С этими словами мрак в дежавю-заведении сгустился. Чарли нет. Эвелин нет. Финн нет. Одна простая замена «мы» на «я» сделала наше старое логово диковинно чуждым. Горе закопошилось в наших мыслях, как черви в морге.
Немного же потребовалось.
Улыбка Сэм погасла, моя тоже. Мы оба не знали, что сказать. Компакт-диск тоскливо надрывался фоном к нашему молчанию; какая-то женщина пела блюз о своем поганом житье с шестерыми никчемными мужьями.
Держу пари, вы тоже не подарок, леди.
Певица звучала убедительно. Чересчур много сигарет. Чересчур много стопок дешевого шотландского. В конце концов нас выручила официантка. Сэм заказала зубатку. Я заказал отбивную в яйце в память Чарли.
Было время, когда мы были лишены выбора между гамбо по-новоорлеански с колбасками андуй или отбивной в яйце Роберта Э. Ли. Чарли заказывал и то, и другое, вдогонку к противоборствующим блюдам пуская гарнир из сладкого картофеля под медом и маслом поверх риса с куриными потрохами, сдобренного алтеем, листовой капустой со свиной голяшкой и минимум одним кувшином пива. Он почти заканчивал двумя шариками шоколадного мороженого, погребенными под ломтиками жаренных на сливочном масле сахарных бананов, но затем спрашивал, нет ли какой-нибудь выпечки к его ликеру «Калуа». Мы с Эвелин взирали на эту гастролатрию с недоверием.

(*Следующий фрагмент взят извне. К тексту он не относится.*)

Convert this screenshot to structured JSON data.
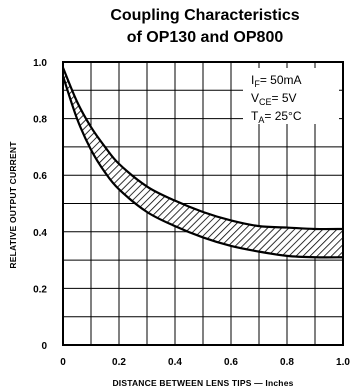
{
  "chart_data": {
    "type": "area",
    "title_line1": "Coupling Characteristics",
    "title_line2": "of OP130 and OP800",
    "xlabel": "DISTANCE BETWEEN LENS TIPS — Inches",
    "ylabel": "RELATIVE OUTPUT CURRENT",
    "xlim": [
      0,
      1.0
    ],
    "ylim": [
      0,
      1.0
    ],
    "x_ticks": [
      "0",
      "0.2",
      "0.4",
      "0.6",
      "0.8",
      "1.0"
    ],
    "y_ticks": [
      "0",
      "0.2",
      "0.4",
      "0.6",
      "0.8",
      "1.0"
    ],
    "grid": true,
    "annotations": {
      "if_main": "I",
      "if_sub": "F",
      "if_val": "= 50mA",
      "vce_main": "V",
      "vce_sub": "CE",
      "vce_val": "= 5V",
      "ta_main": "T",
      "ta_sub": "A",
      "ta_val": "= 25°C"
    },
    "series": [
      {
        "name": "upper",
        "x": [
          0,
          0.05,
          0.1,
          0.15,
          0.2,
          0.3,
          0.4,
          0.5,
          0.6,
          0.7,
          0.8,
          0.9,
          1.0
        ],
        "y": [
          0.98,
          0.86,
          0.77,
          0.7,
          0.64,
          0.56,
          0.51,
          0.47,
          0.44,
          0.42,
          0.415,
          0.41,
          0.41
        ]
      },
      {
        "name": "lower",
        "x": [
          0,
          0.05,
          0.1,
          0.15,
          0.2,
          0.3,
          0.4,
          0.5,
          0.6,
          0.7,
          0.8,
          0.9,
          1.0
        ],
        "y": [
          0.95,
          0.8,
          0.69,
          0.61,
          0.55,
          0.47,
          0.42,
          0.38,
          0.35,
          0.33,
          0.315,
          0.31,
          0.31
        ]
      }
    ],
    "colors": {
      "ink": "#000000",
      "background": "#ffffff"
    }
  }
}
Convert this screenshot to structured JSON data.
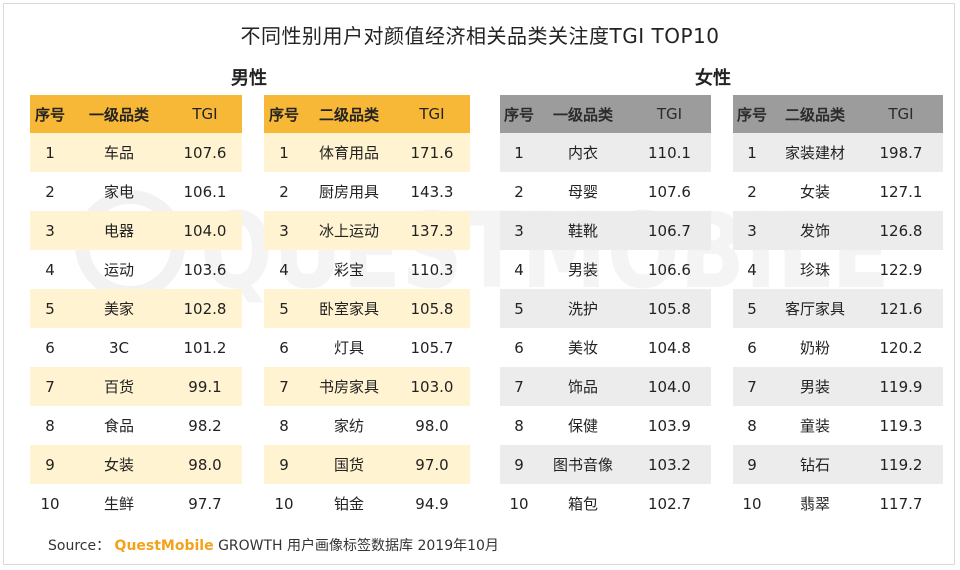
{
  "title": "不同性别用户对颜值经济相关品类关注度TGI TOP10",
  "groups": {
    "male": "男性",
    "female": "女性"
  },
  "headers": {
    "rank": "序号",
    "level1": "一级品类",
    "level2": "二级品类",
    "tgi": "TGI"
  },
  "source": {
    "prefix": "Source：",
    "brand": "QuestMobile",
    "rest": "GROWTH 用户画像标签数据库  2019年10月"
  },
  "watermark": "QUESTMOBILE",
  "colors": {
    "male_header": "#f8b837",
    "male_stripe": "#fff3d1",
    "female_header": "#9c9c9c",
    "female_stripe": "#ececec",
    "brand": "#f2a31b"
  },
  "chart_data": {
    "type": "table",
    "title": "不同性别用户对颜值经济相关品类关注度TGI TOP10",
    "tables": [
      {
        "group": "男性",
        "level": "一级品类",
        "rows": [
          {
            "rank": "1",
            "category": "车品",
            "tgi": "107.6"
          },
          {
            "rank": "2",
            "category": "家电",
            "tgi": "106.1"
          },
          {
            "rank": "3",
            "category": "电器",
            "tgi": "104.0"
          },
          {
            "rank": "4",
            "category": "运动",
            "tgi": "103.6"
          },
          {
            "rank": "5",
            "category": "美家",
            "tgi": "102.8"
          },
          {
            "rank": "6",
            "category": "3C",
            "tgi": "101.2"
          },
          {
            "rank": "7",
            "category": "百货",
            "tgi": "99.1"
          },
          {
            "rank": "8",
            "category": "食品",
            "tgi": "98.2"
          },
          {
            "rank": "9",
            "category": "女装",
            "tgi": "98.0"
          },
          {
            "rank": "10",
            "category": "生鲜",
            "tgi": "97.7"
          }
        ]
      },
      {
        "group": "男性",
        "level": "二级品类",
        "rows": [
          {
            "rank": "1",
            "category": "体育用品",
            "tgi": "171.6"
          },
          {
            "rank": "2",
            "category": "厨房用具",
            "tgi": "143.3"
          },
          {
            "rank": "3",
            "category": "冰上运动",
            "tgi": "137.3"
          },
          {
            "rank": "4",
            "category": "彩宝",
            "tgi": "110.3"
          },
          {
            "rank": "5",
            "category": "卧室家具",
            "tgi": "105.8"
          },
          {
            "rank": "6",
            "category": "灯具",
            "tgi": "105.7"
          },
          {
            "rank": "7",
            "category": "书房家具",
            "tgi": "103.0"
          },
          {
            "rank": "8",
            "category": "家纺",
            "tgi": "98.0"
          },
          {
            "rank": "9",
            "category": "国货",
            "tgi": "97.0"
          },
          {
            "rank": "10",
            "category": "铂金",
            "tgi": "94.9"
          }
        ]
      },
      {
        "group": "女性",
        "level": "一级品类",
        "rows": [
          {
            "rank": "1",
            "category": "内衣",
            "tgi": "110.1"
          },
          {
            "rank": "2",
            "category": "母婴",
            "tgi": "107.6"
          },
          {
            "rank": "3",
            "category": "鞋靴",
            "tgi": "106.7"
          },
          {
            "rank": "4",
            "category": "男装",
            "tgi": "106.6"
          },
          {
            "rank": "5",
            "category": "洗护",
            "tgi": "105.8"
          },
          {
            "rank": "6",
            "category": "美妆",
            "tgi": "104.8"
          },
          {
            "rank": "7",
            "category": "饰品",
            "tgi": "104.0"
          },
          {
            "rank": "8",
            "category": "保健",
            "tgi": "103.9"
          },
          {
            "rank": "9",
            "category": "图书音像",
            "tgi": "103.2"
          },
          {
            "rank": "10",
            "category": "箱包",
            "tgi": "102.7"
          }
        ]
      },
      {
        "group": "女性",
        "level": "二级品类",
        "rows": [
          {
            "rank": "1",
            "category": "家装建材",
            "tgi": "198.7"
          },
          {
            "rank": "2",
            "category": "女装",
            "tgi": "127.1"
          },
          {
            "rank": "3",
            "category": "发饰",
            "tgi": "126.8"
          },
          {
            "rank": "4",
            "category": "珍珠",
            "tgi": "122.9"
          },
          {
            "rank": "5",
            "category": "客厅家具",
            "tgi": "121.6"
          },
          {
            "rank": "6",
            "category": "奶粉",
            "tgi": "120.2"
          },
          {
            "rank": "7",
            "category": "男装",
            "tgi": "119.9"
          },
          {
            "rank": "8",
            "category": "童装",
            "tgi": "119.3"
          },
          {
            "rank": "9",
            "category": "钻石",
            "tgi": "119.2"
          },
          {
            "rank": "10",
            "category": "翡翠",
            "tgi": "117.7"
          }
        ]
      }
    ]
  }
}
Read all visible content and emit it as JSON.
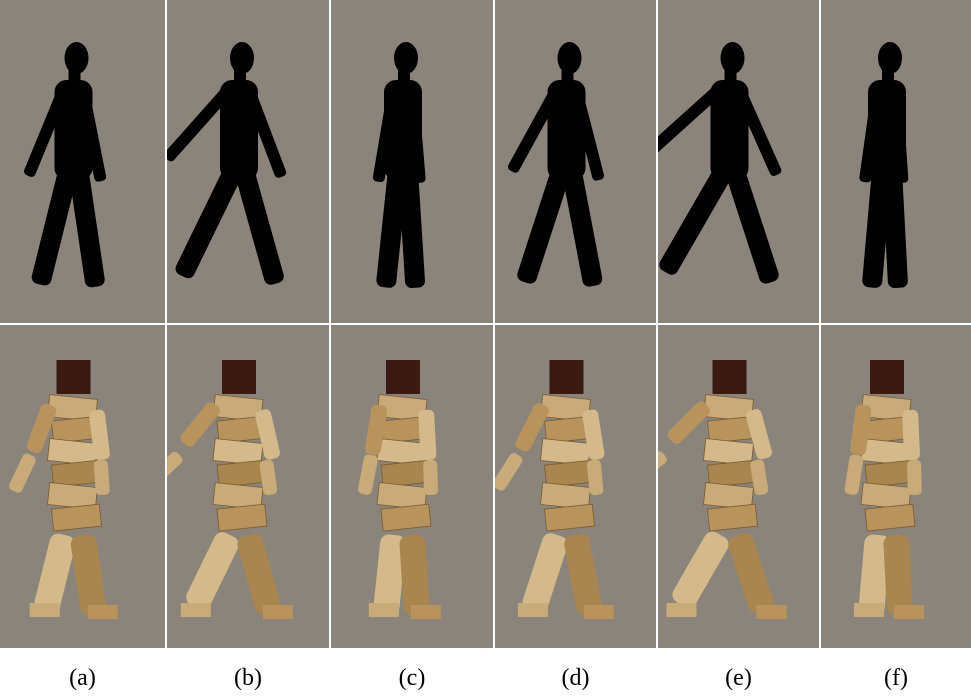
{
  "figure": {
    "panels": [
      {
        "label": "(a)"
      },
      {
        "label": "(b)"
      },
      {
        "label": "(c)"
      },
      {
        "label": "(d)"
      },
      {
        "label": "(e)"
      },
      {
        "label": "(f)"
      }
    ]
  }
}
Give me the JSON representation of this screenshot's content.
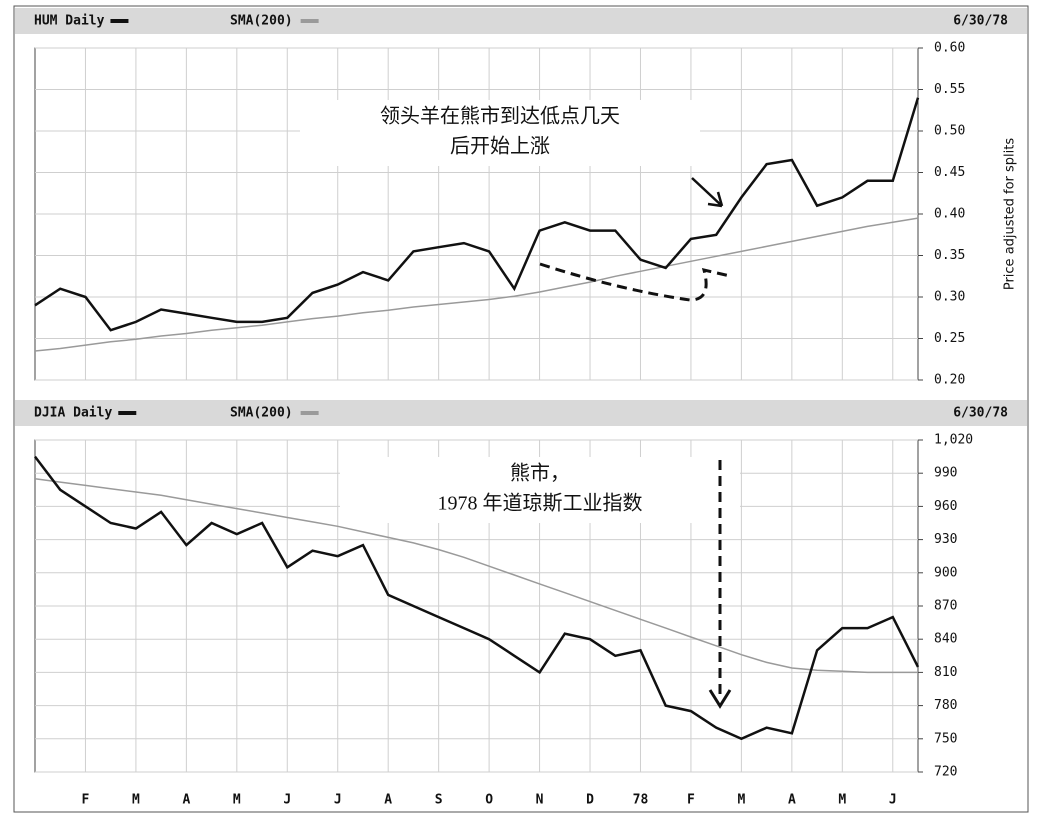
{
  "chart_data": [
    {
      "type": "line",
      "title": "HUM Daily",
      "date": "6/30/78",
      "ylabel": "Price adjusted for splits",
      "series": [
        {
          "name": "HUM Daily",
          "color": "#111111",
          "values": [
            0.29,
            0.31,
            0.3,
            0.26,
            0.27,
            0.285,
            0.28,
            0.275,
            0.27,
            0.27,
            0.275,
            0.305,
            0.315,
            0.33,
            0.32,
            0.355,
            0.36,
            0.365,
            0.355,
            0.31,
            0.38,
            0.39,
            0.38,
            0.38,
            0.345,
            0.335,
            0.37,
            0.375,
            0.42,
            0.46,
            0.465,
            0.41,
            0.42,
            0.44,
            0.44,
            0.54
          ]
        },
        {
          "name": "SMA(200)",
          "color": "#9a9a9a",
          "values": [
            0.235,
            0.238,
            0.242,
            0.246,
            0.249,
            0.253,
            0.256,
            0.26,
            0.263,
            0.266,
            0.27,
            0.274,
            0.277,
            0.281,
            0.284,
            0.288,
            0.291,
            0.294,
            0.297,
            0.301,
            0.306,
            0.312,
            0.318,
            0.325,
            0.331,
            0.337,
            0.343,
            0.349,
            0.355,
            0.361,
            0.367,
            0.373,
            0.379,
            0.385,
            0.39,
            0.395
          ]
        }
      ],
      "ylim": [
        0.2,
        0.6
      ],
      "yticks": [
        {
          "value": 0.2,
          "label": "0.20"
        },
        {
          "value": 0.25,
          "label": "0.25"
        },
        {
          "value": 0.3,
          "label": "0.30"
        },
        {
          "value": 0.35,
          "label": "0.35"
        },
        {
          "value": 0.4,
          "label": "0.40"
        },
        {
          "value": 0.45,
          "label": "0.45"
        },
        {
          "value": 0.5,
          "label": "0.50"
        },
        {
          "value": 0.55,
          "label": "0.55"
        },
        {
          "value": 0.6,
          "label": "0.60"
        }
      ],
      "grid": true,
      "annotation": [
        "领头羊在熊市到达低点几天",
        "后开始上涨"
      ]
    },
    {
      "type": "line",
      "title": "DJIA Daily",
      "date": "6/30/78",
      "categories": [
        null,
        null,
        "F",
        null,
        "M",
        null,
        "A",
        null,
        "M",
        null,
        "J",
        null,
        "J",
        null,
        "A",
        null,
        "S",
        null,
        "O",
        null,
        "N",
        null,
        "D",
        null,
        "78",
        null,
        "F",
        null,
        "M",
        null,
        "A",
        null,
        "M",
        null,
        "J",
        null
      ],
      "series": [
        {
          "name": "DJIA Daily",
          "color": "#111111",
          "values": [
            1005,
            975,
            960,
            945,
            940,
            955,
            925,
            945,
            935,
            945,
            905,
            920,
            915,
            925,
            880,
            870,
            860,
            850,
            840,
            825,
            810,
            845,
            840,
            825,
            830,
            780,
            775,
            760,
            750,
            760,
            755,
            830,
            850,
            850,
            860,
            815
          ]
        },
        {
          "name": "SMA(200)",
          "color": "#9a9a9a",
          "values": [
            985,
            982,
            979,
            976,
            973,
            970,
            966,
            962,
            958,
            954,
            950,
            946,
            942,
            937,
            932,
            927,
            921,
            914,
            906,
            898,
            890,
            882,
            874,
            866,
            858,
            850,
            842,
            834,
            826,
            819,
            814,
            812,
            811,
            810,
            810,
            810
          ]
        }
      ],
      "ylim": [
        720,
        1020
      ],
      "yticks": [
        720,
        750,
        780,
        810,
        840,
        870,
        900,
        930,
        960,
        990,
        {
          "value": 1020,
          "label": "1,020"
        }
      ],
      "grid": true,
      "annotation": [
        "熊市，",
        "1978 年道琼斯工业指数"
      ]
    }
  ]
}
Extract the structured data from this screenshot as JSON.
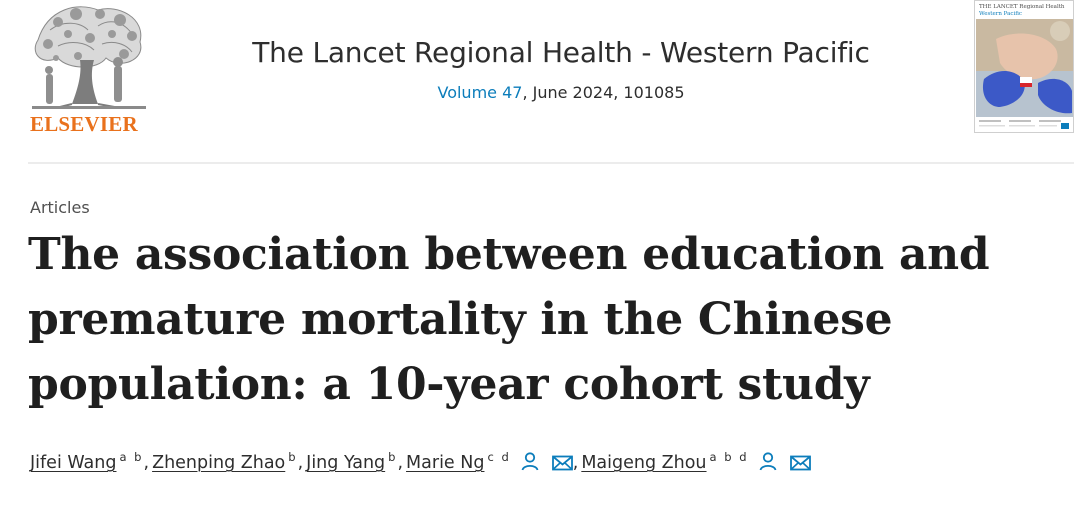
{
  "publisher": {
    "name": "ELSEVIER",
    "brand_color": "#e9711c"
  },
  "journal": {
    "title": "The Lancet Regional Health - Western Pacific",
    "volume_link": "Volume 47",
    "issue_rest": ", June 2024, 101085",
    "link_color": "#0c7dbb"
  },
  "cover": {
    "line1": "THE LANCET Regional Health",
    "line2": "Western Pacific"
  },
  "article": {
    "section": "Articles",
    "title": "The association between education and premature mortality in the Chinese population: a 10-year cohort study"
  },
  "authors": [
    {
      "name": "Jifei Wang",
      "affiliations": "a b",
      "icons": []
    },
    {
      "name": "Zhenping Zhao",
      "affiliations": "b",
      "icons": []
    },
    {
      "name": "Jing Yang",
      "affiliations": "b",
      "icons": []
    },
    {
      "name": "Marie Ng",
      "affiliations": "c d",
      "icons": [
        "person-icon",
        "envelope-icon"
      ]
    },
    {
      "name": "Maigeng Zhou",
      "affiliations": "a b d",
      "icons": [
        "person-icon",
        "envelope-icon"
      ]
    }
  ]
}
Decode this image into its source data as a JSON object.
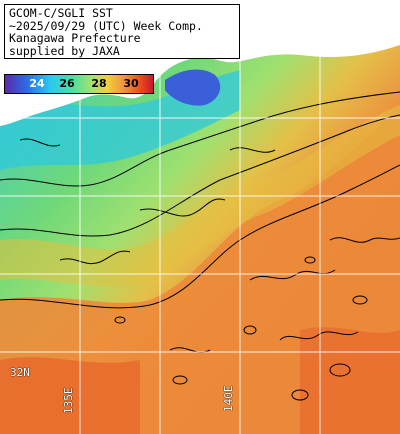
{
  "title_lines": [
    "GCOM-C/SGLI SST",
    "~2025/09/29 (UTC) Week Comp.",
    "Kanagawa Prefecture",
    "supplied by JAXA"
  ],
  "colorbar": {
    "labels": [
      "24",
      "26",
      "28",
      "30"
    ],
    "colors": [
      "#5a2aa8",
      "#2a6ee8",
      "#2ac8f0",
      "#4ae0a0",
      "#a8e070",
      "#f0d040",
      "#f09040",
      "#e84020",
      "#c01030"
    ]
  },
  "grid_labels": {
    "lat": "32N",
    "lon_west": "135E",
    "lon_east": "140E"
  },
  "colors": {
    "land": "#ffffff",
    "warm_sea": "#ec8a3a",
    "hot_sea": "#e65a22",
    "mid_sea": "#e6c040",
    "cool_sea": "#7fd86a",
    "cold_sea": "#31c9d9",
    "coldest_sea": "#3a5fd8",
    "contour": "#000000",
    "grid": "#ffffff"
  }
}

Я прервал молчание первым.
– Вы уже давненько старались?
– Не так уж давненько, – ответила она. – Лекарства от бесплодия вдруг шандарахнули. И трах-бах – привет, Сэм. – Горе в ее голосе мешалось со счастьем.
– Может, все из-за тяжких трудов, – услужливо подсказал я.
– Работа трудная, – согласилась Сэм.
– Но кто-то должен ее делать, – подхватил я.
– Ты скучаешь по своим девочкам? – не без боязни спросила Сэм, не осмеливаясь сравнить свое будущее с моим прошлым и настоящим. На самом деле она спрашивала: «Как мне быть без Чарли?» Во всяком случае, в моей интерпретации.
Я взвесил ответ, созвав все сострадание в своей душе до последней унции, и солгал:
– Время лечит.
Полная туфта.
– Чего тебе недостает? – не отступала она.